During his speech, Chen compared himself to Wen Yiduo, a scholar who was assassinated by the Kuomintang secret agencies because of his anti-government speech during the Chinese Civil War in 1946. As Chen said: “I will be responsible for every word I said, and I am not afraid of any possible consequence including death. I am already forty-eight years old now, I am luckier than Mr. Wen who had sacrificed his life when he was forty-seven."

Chen's speech was recorded and later disseminated to all major universities in Beijing and other cities as well. Wang Dan, one prominent student leader, recalled that students' confidence and motivation were restored after hearing Chen's expressive speech. Student leaders such as Liu Gang hoped other prominent scholars would also give similar speeches to students, but most scholars rejected the request and thought that Chen was too radical. Fang Lizhi, another famous scholar in Beijing, consistently warned Liu against the radicalization of students by speakers and scholars like Chen, or else some unwanted consequences might occur .

== After the protest ==

Chen was arrested after the crackdown on the student protests, and was detained in Qincheng Prison, a maximum-security prison in Changping, Beijing, with other dissenters including Liu Xiaobo and Liu Gang. According to Liu Gang's memoir, Chen pretended to be mentally ill and declared that all his wrong behaviors had been caused by his uncontrollable madness. Chen was eventually released, but the length of his sentence and the time of his release remain unknown.

Guo Moruo's son, Guo Pingying, sued against Chen in 1997 because Chen called himself the co-author of Xin Chao, a collection of modern poems translated and written by Guo Moruo. Three former secretaries of Guo Moruo testified that there was no collaboration between Guo and Chen for this book.

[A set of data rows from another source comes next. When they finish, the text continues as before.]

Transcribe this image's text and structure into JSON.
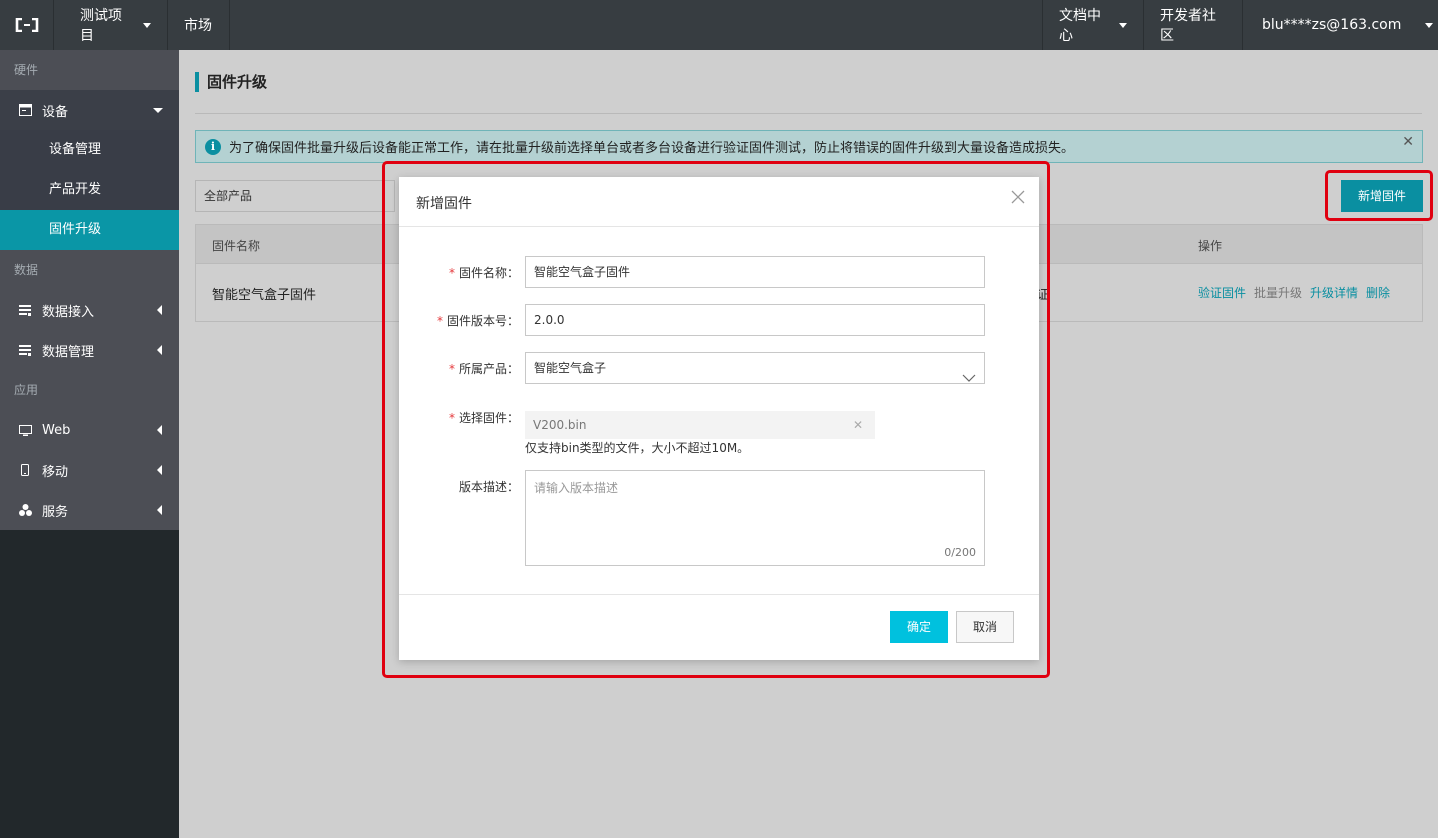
{
  "topbar": {
    "project": "测试项目",
    "market": "市场",
    "docs": "文档中心",
    "dev_community": "开发者社区",
    "user": "blu****zs@163.com"
  },
  "sidebar": {
    "sections": [
      {
        "title": "硬件"
      },
      {
        "title": "数据"
      },
      {
        "title": "应用"
      }
    ],
    "device": {
      "label": "设备",
      "icon": "device-icon"
    },
    "device_sub": [
      {
        "label": "设备管理"
      },
      {
        "label": "产品开发"
      },
      {
        "label": "固件升级"
      }
    ],
    "data_items": [
      {
        "label": "数据接入",
        "icon": "data-icon"
      },
      {
        "label": "数据管理",
        "icon": "data-icon"
      }
    ],
    "app_items": [
      {
        "label": "Web",
        "icon": "monitor-icon"
      },
      {
        "label": "移动",
        "icon": "mobile-icon"
      },
      {
        "label": "服务",
        "icon": "service-icon"
      }
    ]
  },
  "main": {
    "title": "固件升级",
    "alert": "为了确保固件批量升级后设备能正常工作，请在批量升级前选择单台或者多台设备进行验证固件测试，防止将错误的固件升级到大量设备造成损失。",
    "product_filter": "全部产品",
    "add_button": "新增固件",
    "table": {
      "headers": [
        "固件名称",
        "操作"
      ],
      "rows": [
        {
          "name": "智能空气盒子固件",
          "partial": "证",
          "ops": [
            "验证固件",
            "批量升级",
            "升级详情",
            "删除"
          ]
        }
      ]
    }
  },
  "modal": {
    "title": "新增固件",
    "fields": {
      "name_label": "固件名称：",
      "name_value": "智能空气盒子固件",
      "version_label": "固件版本号：",
      "version_value": "2.0.0",
      "product_label": "所属产品：",
      "product_value": "智能空气盒子",
      "file_label": "选择固件：",
      "file_value": "V200.bin",
      "file_hint": "仅支持bin类型的文件，大小不超过10M。",
      "desc_label": "版本描述：",
      "desc_placeholder": "请输入版本描述",
      "desc_count": "0/200"
    },
    "ok_button": "确定",
    "cancel_button": "取消",
    "required_mark": "*"
  },
  "colors": {
    "accent": "#0a8fa1",
    "primary_button": "#00c1de",
    "highlight_box": "#e00010"
  }
}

Chen lost the case and abandoned his appeal in June 1997. In 2008, Chen criticized a prominent scholar of Chinese linguistics and cultures, Yu Qiuyu by arguing that Yu misused the concepts of culture and civilization to justify his pseudo-proposition that Chinese culture was the only continuous culture in the world in the last 3,000 years.

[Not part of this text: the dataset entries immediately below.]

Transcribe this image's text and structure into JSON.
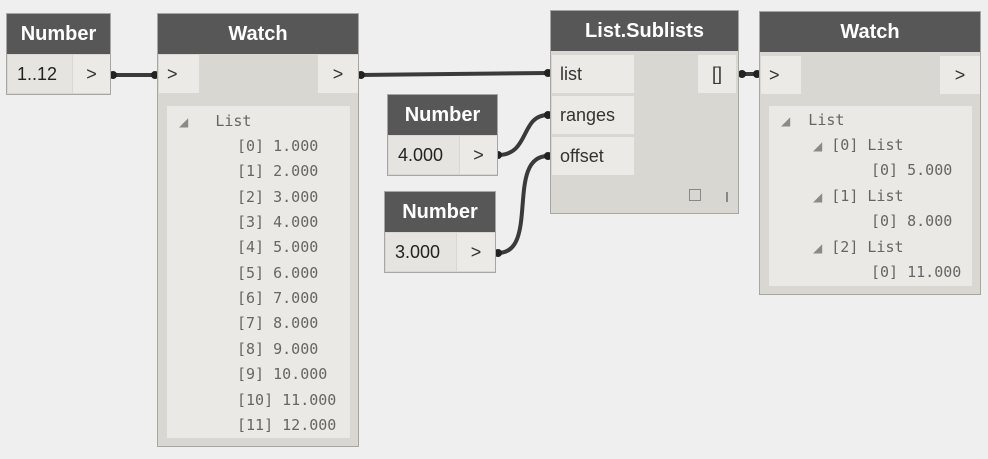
{
  "nodes": {
    "number_range": {
      "title": "Number",
      "value": "1..12",
      "out_port": ">"
    },
    "watch_left": {
      "title": "Watch",
      "in_port": ">",
      "out_port": ">"
    },
    "number_ranges": {
      "title": "Number",
      "value": "4.000",
      "out_port": ">"
    },
    "number_offset": {
      "title": "Number",
      "value": "3.000",
      "out_port": ">"
    },
    "sublists": {
      "title": "List.Sublists",
      "inputs": [
        "list",
        "ranges",
        "offset"
      ],
      "output": "[]"
    },
    "watch_right": {
      "title": "Watch",
      "in_port": ">",
      "out_port": ">"
    }
  },
  "watch_left_tree": {
    "root": "List",
    "items": [
      "[0] 1.000",
      "[1] 2.000",
      "[2] 3.000",
      "[3] 4.000",
      "[4] 5.000",
      "[5] 6.000",
      "[6] 7.000",
      "[7] 8.000",
      "[8] 9.000",
      "[9] 10.000",
      "[10] 11.000",
      "[11] 12.000"
    ]
  },
  "watch_right_tree": {
    "root": "List",
    "sub": [
      {
        "label": "[0] List",
        "item": "[0] 5.000"
      },
      {
        "label": "[1] List",
        "item": "[0] 8.000"
      },
      {
        "label": "[2] List",
        "item": "[0] 11.000"
      }
    ]
  },
  "colors": {
    "header": "#575757",
    "wire": "#3a3a3a",
    "node_body": "#d9d7d2",
    "canvas": "#efefef"
  },
  "icons": {
    "collapse": "collapse-triangle-icon",
    "preview_toggle": "preview-square-icon",
    "lacing": "lacing-bar-icon"
  }
}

== Bibliography of Chen's works ==

- Zhongguohua yuyin jichu 中国话语音基础 [Rudiments of Chinese Phonetics] (Beijing : Waijiao chuban she, 1983).
- Yuyanxue he xiandai kexue 语言学和现代科学 [Linguistics and Modern Science] (Chengdu : Sichuan renmin chuban she, 1984).
- Wangnian jiao: wo yu Guo Moruo, Tian Han de jiaowang 忘年交: 我与郭沫若, 田汉的交往 [The Cross-Age Friendship: Guo Moruo, Tian Han, and Me] (Shanghai: Xuelin chuban she, 1999).
- Zhishi fenzi yu renminbi shidai : "Wenhua ren de jingji shenghuo" xubian 知识分子与人民币时代 : 《文化人的经济生活》续编 [Intellectuals and the Time of Renminbi: Continuation of the Economic Life of Liberators] (Shanghai: Wenhui chuban she, 2006).
- Heyi weisheng: wenhua mingren de jingji beijing 何以为生: 文化名人的经济背景 [The Economic Life of Liberators] ( Beijing: Xinhua chuban she, 2007).
- Xiandai shi jiben gong 现代诗基本功 [The Basic Skills of Modern Poetry] (Hong Kong: Taishan wenyi chuban she, 2011).
- Zhishi fenzi de gexing fenxi 知识分子的个性分析 [The Analysis of Intellectuals' Personality] (Xi'an : Shanxi renmin chuban she, 2013).